Article 73.- Dans les départements et les régions d'outre-mer, les lois et règlements sont applicables de plein droit. Ils peuvent faire l'objet d'adaptations tenant aux caractéristiques et contraintes particulières de ces collectivités.

Ces adaptations peuvent être décidées par ces collectivités dans les matières où s'exercent leurs compétences et si elles y ont été habilitées par la loi.

Par dérogation au premier alinéa et pour tenir compte de leurs spécificités, les collectivités régies par le présent article peuvent être habilitées par la loi à fixer elles-mêmes les règles applicables sur leur territoire, dans un nombre limité de matières pouvant relever du domaine de la loi.

Ces règles ne peuvent porter sur la nationalité, les droits civiques, les garanties des libertés publiques, l'état et la capacité des personnes, l'organisation de la justice, le droit pénal, la procédure pénale, la politique étrangère, la défense, la sécurité et l'ordre publics, la monnaie, le crédit et les changes, ainsi que le droit électoral. Cette énumération pourra être précisée et compléter par une loi organique.

La disposition prévue aux deux précédents alinéas n'est pas applicable au département et à la région de La Réunion.

Les habilitations prévues aux deuxième et troisième alinéas sont décidées, à la demande de la collectivité concernée, dans les conditions et sous les réserves prévues par une loi organique.

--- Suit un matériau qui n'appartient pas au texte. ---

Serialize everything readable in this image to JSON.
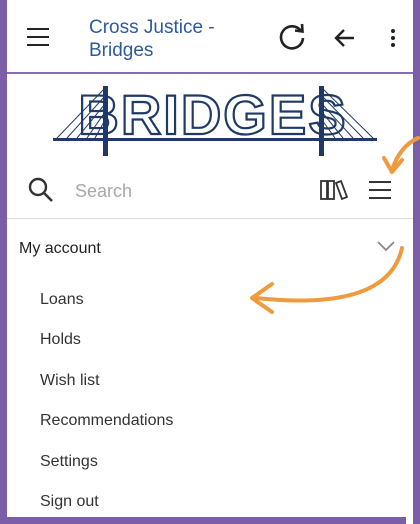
{
  "app": {
    "title_line1": "Cross Justice -",
    "title_line2": "Bridges"
  },
  "logo": {
    "text": "BRIDGES"
  },
  "search": {
    "placeholder": "Search"
  },
  "account": {
    "title": "My account",
    "items": [
      {
        "label": "Loans"
      },
      {
        "label": "Holds"
      },
      {
        "label": "Wish list"
      },
      {
        "label": "Recommendations"
      },
      {
        "label": "Settings"
      },
      {
        "label": "Sign out"
      }
    ]
  },
  "colors": {
    "accent": "#2c5aa0",
    "frame": "#7b5ea7",
    "annotation": "#ef9a3c",
    "logo": "#1f3a66"
  },
  "icons": [
    "hamburger-icon",
    "reload-icon",
    "back-arrow-icon",
    "more-vert-icon",
    "search-icon",
    "books-icon",
    "menu-icon",
    "chevron-down-icon"
  ]
}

Elles ne peuvent intervenir lorsque sont en cause les conditions essentielles d'exercice d'une garantie publique ou d'un droit constitutionnellement garanti. La création par la loi d'une collectivité se substituant à un département et une région d'outre-mer ou l'institution d'une assemblée délibérante unique pour ces deux collectivités ne peut intervenir sans qu'ait été recueilli, selon les formes prévues au second alinéa de l'article 72-4, le consentement des électeurs inscrits dans le ressort de ces collectivités.

Article 74.- Les collectivités d'outre-mer régies par le présent article ont un statut qui tient compte des intérêts propres de chacune d'elles au sein de la République.

Ce statut est défini par une loi organique, adoptée après avis de l'assemblée délibérante, qui fixe :

- les conditions dans lesquelles les lois et règlements y sont applicables ;

- les compétences de cette collectivité ; sous réserve de celles déjà exercées par elle, le transfert de compétences de l'Etat ne peut porter sur les matières énumérées au quatrième alinéa de l'article 73, précisées et complétées, le cas échéant, par la loi organique ;

- les règles d'organisation et de fonctionnement des institutions de la collectivité et le régime électoral de son assemblée délibérante ;

- les conditions dans lesquelles ses institutions sont consultées sur les projets et propositions de loi et les projets d'ordonnance ou de décret comportant des dispositions particulières à la collectivité, ainsi que sur la ratification ou l'approbation d'engagements internationaux conclus dans les matières relevant de sa compétence.

La loi organique peut également déterminer, pour celles de ces collectivités qui sont dotées de l'autonomie, les conditions dans lesquelles :

- le Conseil d'Etat exerce un contrôle juridictionnel spécifique sur certaines catégories d'actes de l'assemblée délibérante intervenant au titre des compétences qu'elle exerce dans le domaine de la loi ;

- l'assemblée délibérante peut modifier une loi promulguée postérieurement à l'entrée en vigueur du statut de la collectivité, lorsque le Conseil constitutionnel, saisi notamment par les autorités de la collectivité, a constaté que la loi était intervenue dans le domaine de compétence de cette collectivité ;

- des mesures justifiées par les nécessités locales peuvent être prises par les collectivités en faveur de sa population, en matière d'accès à l'emploi, de droit d'établissement pour l'exercice d'une activité professionnelle ou de protection du patrimoine foncier ;

- la collectivité peut participer, sous le contrôle de l'Etat, à l'exercice des compétences qu'il conserve, dans le respect des garanties accordées sur l'ensemble du territoire national pour l'exercice des libertés publiques.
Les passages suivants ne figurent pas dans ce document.